2022 Weaver Endowed Lecture Featuring Jack Szostak
The 2022 David L. Weaver Endowed Lecture in Biophysics and Computational Biology will feature Professor Jack W. Szostak. Szostak's talk is titled "The Origin of Cellular Life."
The complexity of modern biological life has long made it difficult to understand how life could emerge spontaneously from the chemistry of the early earth. The key to resolving this mystery lies in the simplicity of the earliest living cells. Through our efforts to synthesize extremely simple artificial cells, we hope to discover plausible pathways for the transition from chemical evolution to Darwinian evolution. We view the two key components of a primitive cell as a self-replicating nucleic acid genome, and a self-replicating boundary structure. I will describe simple and robust pathways for the coupled growth and division of model primitive cell membranes, along with recent experimental progress towards the synthesis of self-replicating nucleic acids. I will also discuss model systems that may provide a route to artificial life with a biochemistry that is distinct from that of existing biology.
The David L. Weaver Endowed Lecture in Biophysics and Computational Biology featuring Jack Szostak will be held on November 16, 2022 from 3-4 PM in the Genome Center's auditorium. Zoom link to attend virtually.
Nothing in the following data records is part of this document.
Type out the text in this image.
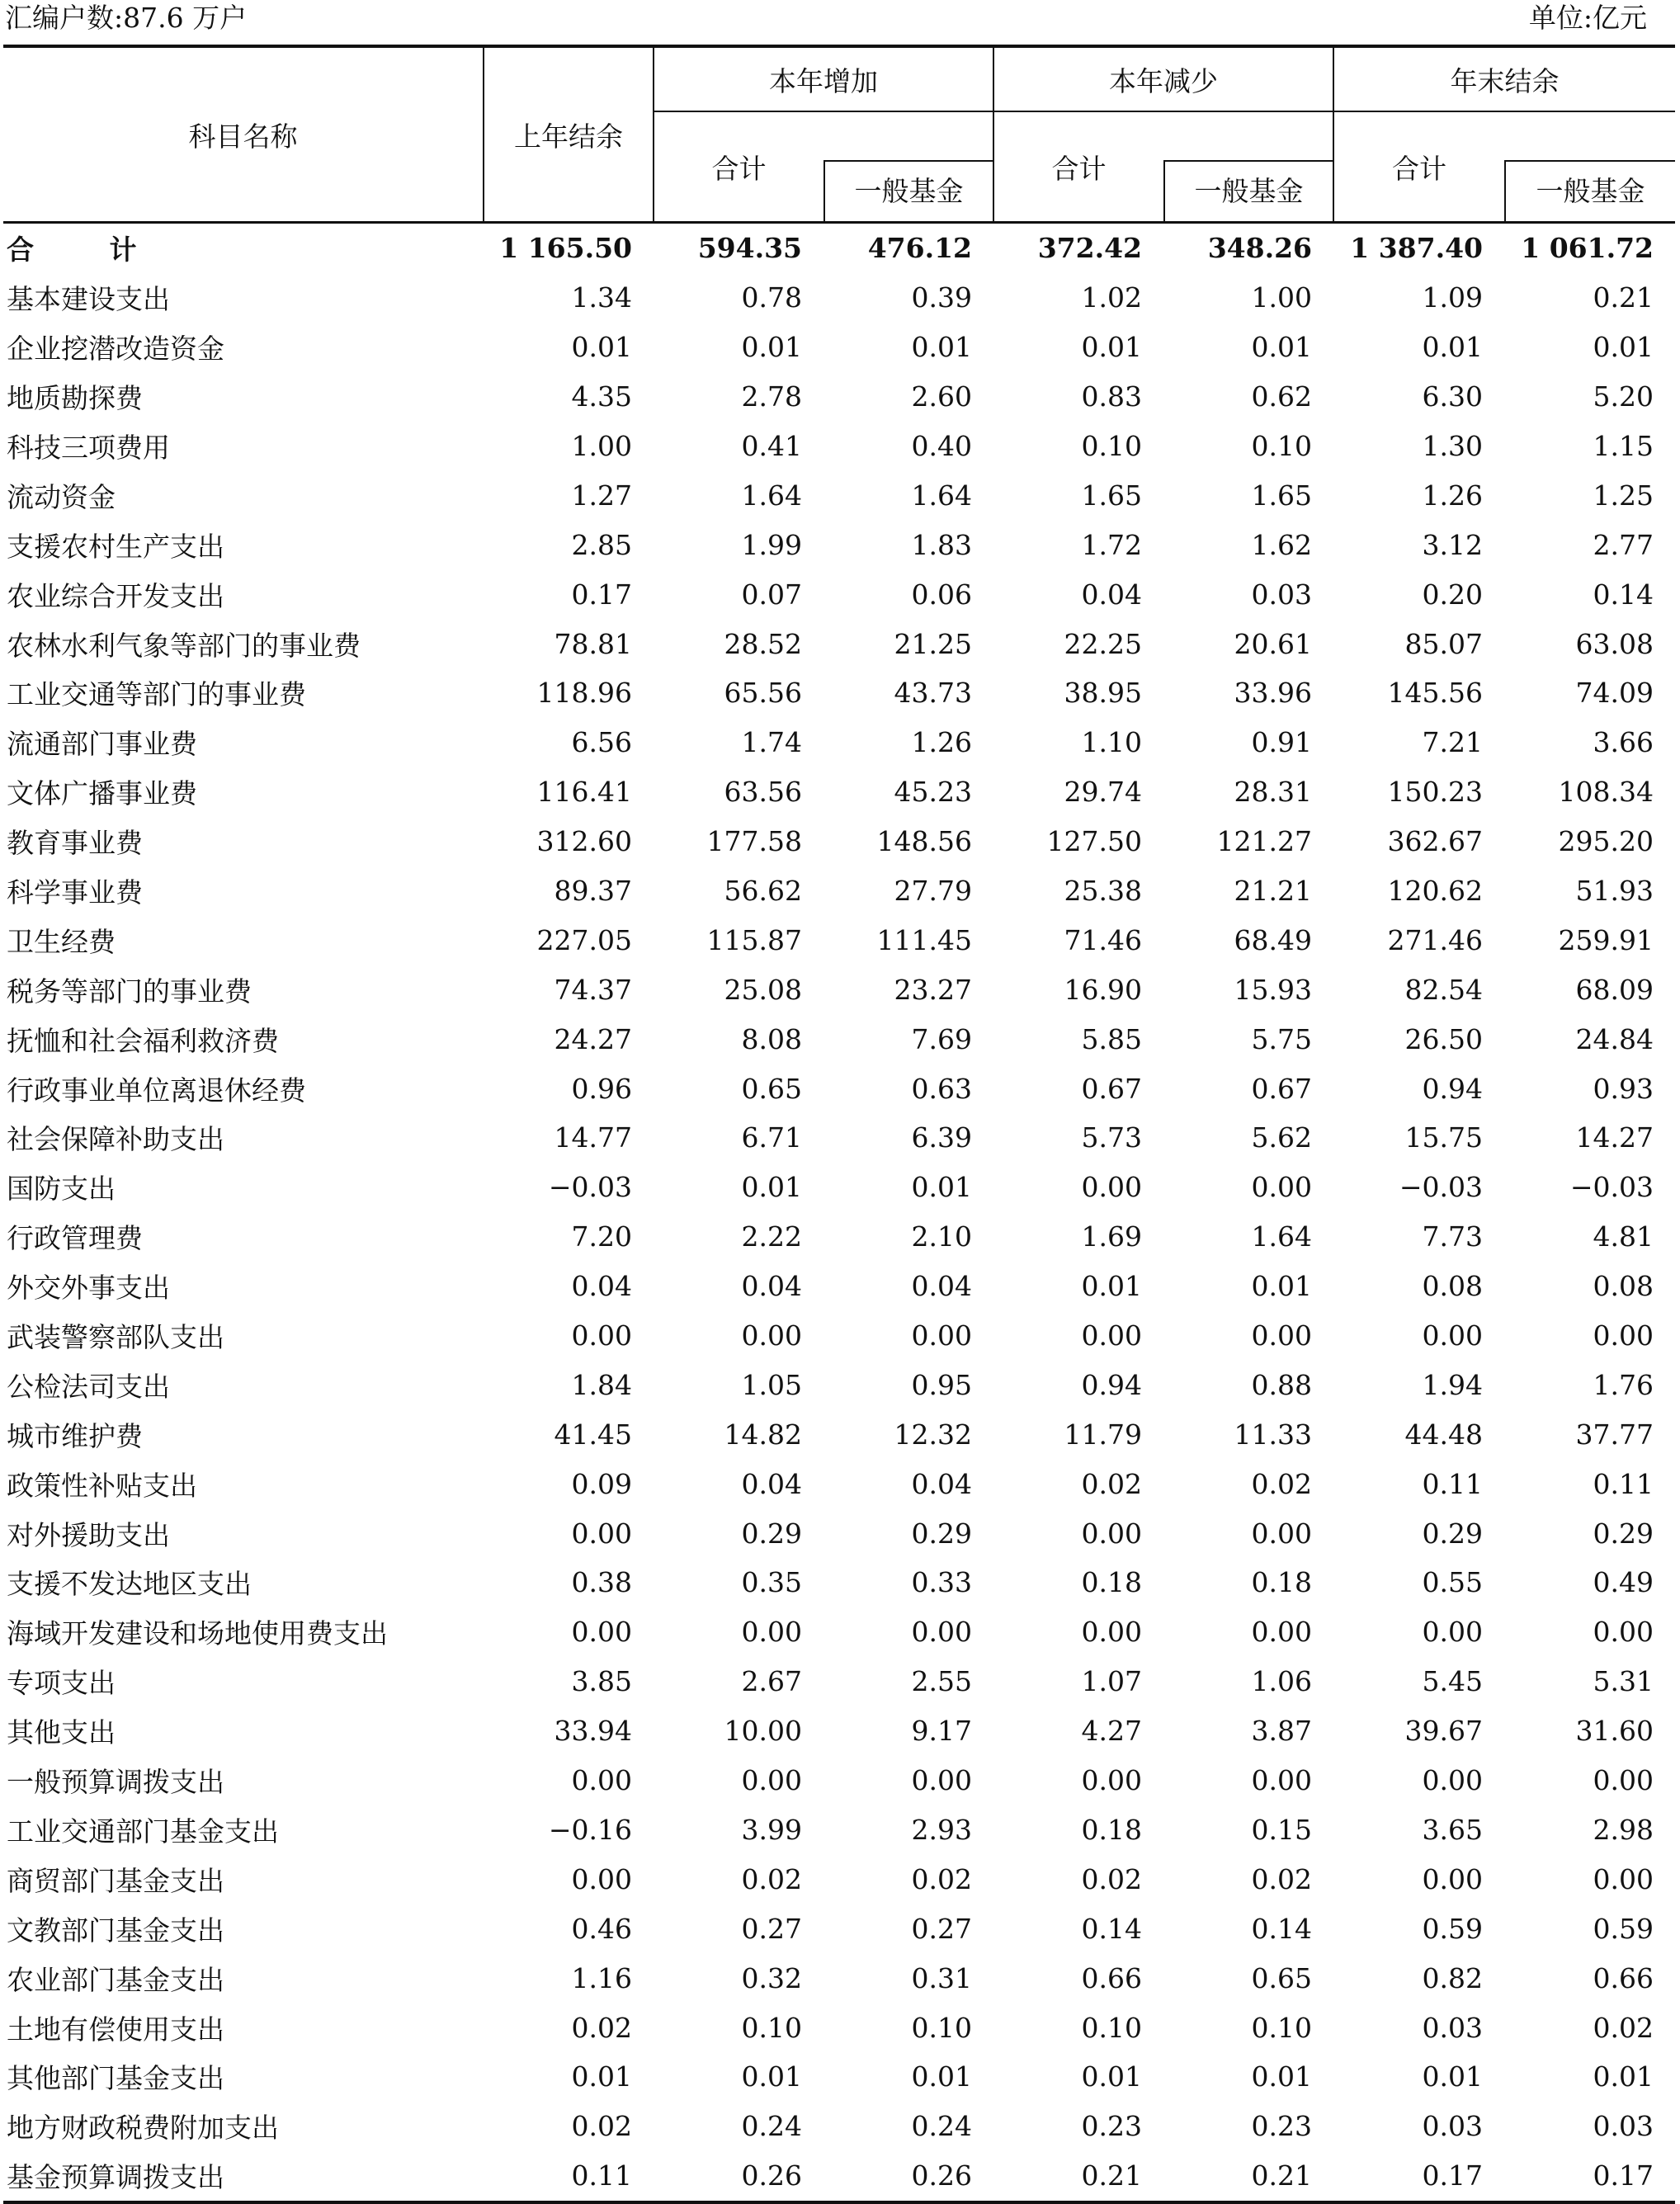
汇编户数:87.6 万户	单位:亿元
科目名称	上年结余	本年增加		本年减少		年末结余	
		合计	一般基金	合计	一般基金	合计	一般基金

合 计	1 165.50	594.35	476.12	372.42	348.26	1 387.40	1 061.72
基本建设支出	1.34	0.78	0.39	1.02	1.00	1.09	0.21
企业挖潜改造资金	0.01	0.01	0.01	0.01	0.01	0.01	0.01
地质勘探费	4.35	2.78	2.60	0.83	0.62	6.30	5.20
科技三项费用	1.00	0.41	0.40	0.10	0.10	1.30	1.15
流动资金	1.27	1.64	1.64	1.65	1.65	1.26	1.25
支援农村生产支出	2.85	1.99	1.83	1.72	1.62	3.12	2.77
农业综合开发支出	0.17	0.07	0.06	0.04	0.03	0.20	0.14
农林水利气象等部门的事业费	78.81	28.52	21.25	22.25	20.61	85.07	63.08
工业交通等部门的事业费	118.96	65.56	43.73	38.95	33.96	145.56	74.09
流通部门事业费	6.56	1.74	1.26	1.10	0.91	7.21	3.66
文体广播事业费	116.41	63.56	45.23	29.74	28.31	150.23	108.34
教育事业费	312.60	177.58	148.56	127.50	121.27	362.67	295.20
科学事业费	89.37	56.62	27.79	25.38	21.21	120.62	51.93
卫生经费	227.05	115.87	111.45	71.46	68.49	271.46	259.91
税务等部门的事业费	74.37	25.08	23.27	16.90	15.93	82.54	68.09
抚恤和社会福利救济费	24.27	8.08	7.69	5.85	5.75	26.50	24.84
行政事业单位离退休经费	0.96	0.65	0.63	0.67	0.67	0.94	0.93
社会保障补助支出	14.77	6.71	6.39	5.73	5.62	15.75	14.27
国防支出	−0.03	0.01	0.01	0.00	0.00	−0.03	−0.03
行政管理费	7.20	2.22	2.10	1.69	1.64	7.73	4.81
外交外事支出	0.04	0.04	0.04	0.01	0.01	0.08	0.08
武装警察部队支出	0.00	0.00	0.00	0.00	0.00	0.00	0.00
公检法司支出	1.84	1.05	0.95	0.94	0.88	1.94	1.76
城市维护费	41.45	14.82	12.32	11.79	11.33	44.48	37.77
政策性补贴支出	0.09	0.04	0.04	0.02	0.02	0.11	0.11
对外援助支出	0.00	0.29	0.29	0.00	0.00	0.29	0.29
支援不发达地区支出	0.38	0.35	0.33	0.18	0.18	0.55	0.49
海域开发建设和场地使用费支出	0.00	0.00	0.00	0.00	0.00	0.00	0.00
专项支出	3.85	2.67	2.55	1.07	1.06	5.45	5.31
其他支出	33.94	10.00	9.17	4.27	3.87	39.67	31.60
一般预算调拨支出	0.00	0.00	0.00	0.00	0.00	0.00	0.00
工业交通部门基金支出	−0.16	3.99	2.93	0.18	0.15	3.65	2.98
商贸部门基金支出	0.00	0.02	0.02	0.02	0.02	0.00	0.00
文教部门基金支出	0.46	0.27	0.27	0.14	0.14	0.59	0.59
农业部门基金支出	1.16	0.32	0.31	0.66	0.65	0.82	0.66
土地有偿使用支出	0.02	0.10	0.10	0.10	0.10	0.03	0.02
其他部门基金支出	0.01	0.01	0.01	0.01	0.01	0.01	0.01
地方财政税费附加支出	0.02	0.24	0.24	0.23	0.23	0.03	0.03
基金预算调拨支出	0.11	0.26	0.26	0.21	0.21	0.17	0.17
The lecture is free and open to the community. The series honors the memory of David L. Weaver, a distinguished biophysicist and professor at Tufts University for whom the endowment was established in 2006.
For more information about previous lectures, please visit the David L. Weaver lecture page. The endowed lecture series, established by David's family, is just one of many ways in which people have helped make a difference in advancing UC Davis' commitments to teaching, research, and public service.